The facts in this case do not argue in favor of the relief requested by plaintiff. Plaintiffs petition in this case alleges facts that were known to her at the time she filed her first suit, as well as facts known to her prior to the time judgment was rendered in the first suit. Plaintiff could have, in her first suit, pleaded facts in the alternative relating to both of her alleged causes of action (for tort damages and for breach of contract), under La. C.C.P. art. 892,3 or could have filed an amended petition to add the breach of contract action. There existed no complex procedural situation, unknown factual scenario, or decisions that were totally beyond the control of plaintiff. The allegations of “fraud” made by plaintiff in her second suit and in brief to this Court do not rise to the level of “exceptional circumstances” justifying the relief plaintiff seeks.

*244 CONCLUSION

Accordingly, although a harsh result for plaintiff, we are constrained to follow the law, and thus, for the reasons noted above, affirm the trial court’s judgment granting defendants’ exception of res judicata.

AFFIRMED.

. In her reply brief, plaintiff cites La. C.C. art. 2286, but this article of the 1870 Civil Code was redesignated as R.S. 13:4231 by Acts 1984, No. 331, § 7, effective January 1, 1985. The text of this statute was substantially amended to its current provisions in Acts 1990, No. 521, § 1, effective January 1, 1991, which amendment effected a substantial change in the law, as noted in Comment (a) to the 1990 revision.

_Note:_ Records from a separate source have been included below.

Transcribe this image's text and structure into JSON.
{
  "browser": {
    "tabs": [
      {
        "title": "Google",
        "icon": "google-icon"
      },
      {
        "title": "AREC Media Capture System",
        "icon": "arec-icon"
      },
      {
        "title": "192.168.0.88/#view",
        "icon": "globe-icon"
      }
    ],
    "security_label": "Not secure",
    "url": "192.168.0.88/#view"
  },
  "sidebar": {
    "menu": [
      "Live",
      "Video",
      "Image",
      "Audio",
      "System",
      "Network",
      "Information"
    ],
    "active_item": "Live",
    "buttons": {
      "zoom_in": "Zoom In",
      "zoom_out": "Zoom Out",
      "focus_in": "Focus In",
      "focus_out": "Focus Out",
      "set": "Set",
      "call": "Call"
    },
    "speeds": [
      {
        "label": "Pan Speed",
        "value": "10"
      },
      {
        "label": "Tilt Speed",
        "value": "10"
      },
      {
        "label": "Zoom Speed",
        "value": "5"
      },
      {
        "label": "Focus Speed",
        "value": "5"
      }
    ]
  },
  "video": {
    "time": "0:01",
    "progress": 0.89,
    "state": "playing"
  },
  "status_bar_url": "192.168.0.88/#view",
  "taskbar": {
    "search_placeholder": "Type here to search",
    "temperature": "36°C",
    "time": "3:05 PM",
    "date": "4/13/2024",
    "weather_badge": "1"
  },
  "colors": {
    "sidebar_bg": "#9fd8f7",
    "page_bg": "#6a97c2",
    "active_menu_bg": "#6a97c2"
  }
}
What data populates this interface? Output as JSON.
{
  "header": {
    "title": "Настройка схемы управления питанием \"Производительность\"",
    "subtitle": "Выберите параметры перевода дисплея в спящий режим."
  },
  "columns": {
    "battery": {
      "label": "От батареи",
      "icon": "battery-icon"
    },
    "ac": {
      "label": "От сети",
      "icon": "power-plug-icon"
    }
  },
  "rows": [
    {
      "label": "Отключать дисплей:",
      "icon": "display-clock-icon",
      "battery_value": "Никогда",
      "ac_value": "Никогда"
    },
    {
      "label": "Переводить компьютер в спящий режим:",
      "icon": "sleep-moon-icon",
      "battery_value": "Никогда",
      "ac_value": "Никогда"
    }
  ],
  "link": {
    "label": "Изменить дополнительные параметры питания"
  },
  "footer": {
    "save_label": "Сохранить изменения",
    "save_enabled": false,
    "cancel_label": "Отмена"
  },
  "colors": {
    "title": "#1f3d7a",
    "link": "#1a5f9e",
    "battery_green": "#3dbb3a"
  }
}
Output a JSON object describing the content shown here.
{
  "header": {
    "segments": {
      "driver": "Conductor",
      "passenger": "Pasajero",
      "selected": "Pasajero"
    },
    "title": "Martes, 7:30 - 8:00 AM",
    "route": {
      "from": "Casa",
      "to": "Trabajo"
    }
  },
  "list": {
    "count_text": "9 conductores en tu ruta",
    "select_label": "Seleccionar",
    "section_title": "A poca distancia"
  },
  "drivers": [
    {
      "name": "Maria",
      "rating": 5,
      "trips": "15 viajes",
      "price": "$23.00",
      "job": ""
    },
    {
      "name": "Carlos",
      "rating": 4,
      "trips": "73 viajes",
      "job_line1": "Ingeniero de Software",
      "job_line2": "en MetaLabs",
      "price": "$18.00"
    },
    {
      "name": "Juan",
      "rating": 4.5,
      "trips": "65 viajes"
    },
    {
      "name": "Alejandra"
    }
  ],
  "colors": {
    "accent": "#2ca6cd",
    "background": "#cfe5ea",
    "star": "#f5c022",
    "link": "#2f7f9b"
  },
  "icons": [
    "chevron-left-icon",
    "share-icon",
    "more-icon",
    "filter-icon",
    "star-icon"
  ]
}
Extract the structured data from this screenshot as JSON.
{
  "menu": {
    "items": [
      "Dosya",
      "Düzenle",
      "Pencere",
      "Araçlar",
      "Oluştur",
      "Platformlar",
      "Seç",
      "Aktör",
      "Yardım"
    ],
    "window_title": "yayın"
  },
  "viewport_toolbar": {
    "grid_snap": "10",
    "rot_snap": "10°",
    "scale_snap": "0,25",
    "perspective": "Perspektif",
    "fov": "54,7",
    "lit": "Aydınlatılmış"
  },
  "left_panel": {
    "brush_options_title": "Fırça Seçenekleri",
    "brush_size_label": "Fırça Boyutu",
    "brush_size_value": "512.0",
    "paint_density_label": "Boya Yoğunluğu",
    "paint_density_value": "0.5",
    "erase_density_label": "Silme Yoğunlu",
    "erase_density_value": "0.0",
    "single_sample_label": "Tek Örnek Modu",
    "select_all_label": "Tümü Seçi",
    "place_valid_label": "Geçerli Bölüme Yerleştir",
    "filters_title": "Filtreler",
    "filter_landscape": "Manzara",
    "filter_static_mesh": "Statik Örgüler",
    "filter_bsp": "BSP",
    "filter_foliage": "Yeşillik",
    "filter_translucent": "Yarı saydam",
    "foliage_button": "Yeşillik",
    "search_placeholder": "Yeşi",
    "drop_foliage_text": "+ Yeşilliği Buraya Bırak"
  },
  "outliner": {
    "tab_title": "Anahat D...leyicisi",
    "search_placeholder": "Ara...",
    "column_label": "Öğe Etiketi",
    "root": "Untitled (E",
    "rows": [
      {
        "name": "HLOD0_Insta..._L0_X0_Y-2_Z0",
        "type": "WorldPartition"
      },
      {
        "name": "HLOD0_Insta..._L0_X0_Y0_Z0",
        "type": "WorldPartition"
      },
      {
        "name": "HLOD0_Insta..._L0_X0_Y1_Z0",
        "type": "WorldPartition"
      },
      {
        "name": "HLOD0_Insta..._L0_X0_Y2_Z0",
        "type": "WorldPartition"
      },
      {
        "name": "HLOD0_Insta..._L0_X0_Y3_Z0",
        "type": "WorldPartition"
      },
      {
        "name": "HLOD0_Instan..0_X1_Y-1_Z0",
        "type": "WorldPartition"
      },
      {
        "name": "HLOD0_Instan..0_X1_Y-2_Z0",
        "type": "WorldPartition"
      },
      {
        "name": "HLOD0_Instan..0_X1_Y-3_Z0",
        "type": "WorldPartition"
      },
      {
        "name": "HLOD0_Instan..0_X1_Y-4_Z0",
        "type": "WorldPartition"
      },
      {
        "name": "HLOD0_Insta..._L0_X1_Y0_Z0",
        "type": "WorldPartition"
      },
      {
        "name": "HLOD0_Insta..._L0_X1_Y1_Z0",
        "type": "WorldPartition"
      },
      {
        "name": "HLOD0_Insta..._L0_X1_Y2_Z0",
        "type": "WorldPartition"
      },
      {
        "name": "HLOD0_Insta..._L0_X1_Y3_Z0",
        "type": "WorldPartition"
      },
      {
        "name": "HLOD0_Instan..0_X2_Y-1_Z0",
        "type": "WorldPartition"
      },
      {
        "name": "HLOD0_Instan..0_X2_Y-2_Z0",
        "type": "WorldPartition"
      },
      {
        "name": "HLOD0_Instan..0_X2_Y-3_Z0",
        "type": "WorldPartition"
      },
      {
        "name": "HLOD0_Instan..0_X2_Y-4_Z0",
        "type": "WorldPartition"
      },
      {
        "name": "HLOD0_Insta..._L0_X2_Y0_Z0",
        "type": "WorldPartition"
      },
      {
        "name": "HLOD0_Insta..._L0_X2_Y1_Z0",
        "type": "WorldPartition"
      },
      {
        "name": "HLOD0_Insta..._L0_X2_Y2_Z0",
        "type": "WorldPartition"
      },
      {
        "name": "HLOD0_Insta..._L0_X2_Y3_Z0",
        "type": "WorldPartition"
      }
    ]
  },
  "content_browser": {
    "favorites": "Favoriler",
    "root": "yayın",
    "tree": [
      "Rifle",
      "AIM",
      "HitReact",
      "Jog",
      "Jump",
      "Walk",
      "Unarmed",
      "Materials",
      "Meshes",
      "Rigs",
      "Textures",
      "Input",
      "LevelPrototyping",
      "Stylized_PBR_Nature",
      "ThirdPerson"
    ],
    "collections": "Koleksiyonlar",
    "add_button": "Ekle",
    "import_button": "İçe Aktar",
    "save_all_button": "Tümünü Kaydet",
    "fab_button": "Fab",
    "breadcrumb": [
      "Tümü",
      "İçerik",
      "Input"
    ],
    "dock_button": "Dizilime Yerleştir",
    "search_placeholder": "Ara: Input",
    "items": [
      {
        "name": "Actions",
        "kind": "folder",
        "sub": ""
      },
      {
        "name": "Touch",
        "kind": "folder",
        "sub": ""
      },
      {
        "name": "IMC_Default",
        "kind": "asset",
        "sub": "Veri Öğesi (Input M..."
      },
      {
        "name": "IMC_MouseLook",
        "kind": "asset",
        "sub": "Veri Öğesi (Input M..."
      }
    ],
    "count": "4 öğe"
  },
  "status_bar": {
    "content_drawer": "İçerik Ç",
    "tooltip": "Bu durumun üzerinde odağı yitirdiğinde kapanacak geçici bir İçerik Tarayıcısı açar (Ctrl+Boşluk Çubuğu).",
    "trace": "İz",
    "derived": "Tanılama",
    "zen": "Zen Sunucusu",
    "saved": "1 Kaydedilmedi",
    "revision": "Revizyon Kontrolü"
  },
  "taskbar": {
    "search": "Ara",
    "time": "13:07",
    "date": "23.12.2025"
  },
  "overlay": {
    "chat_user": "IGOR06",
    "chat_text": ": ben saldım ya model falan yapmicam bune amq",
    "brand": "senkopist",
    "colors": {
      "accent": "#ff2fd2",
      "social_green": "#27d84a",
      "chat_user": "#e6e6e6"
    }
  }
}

. Plaintiff alleged in her petition in her first suit that defendants cancelled the bond for deed contract on December 17, 2009. Plaintiff filed her petition in case number 681-472 that same day. The matter was not tried until 2011, giving plaintiff ample time to put "all causes of action ... arising out of the [bond for deed] transaction” before the court in her first suit. La. R.S. 13:4231(1).

. La. C.C.P. art. 892 provides: "Except as otherwise provided in Article 3657, a petition may set forth two or more causes of action in the alternative, even though the legal or factual bases thereof may be inconsistent or mutually exclusive. In such cases all allegations shall be made subject to the obligations set forth in Article 863.”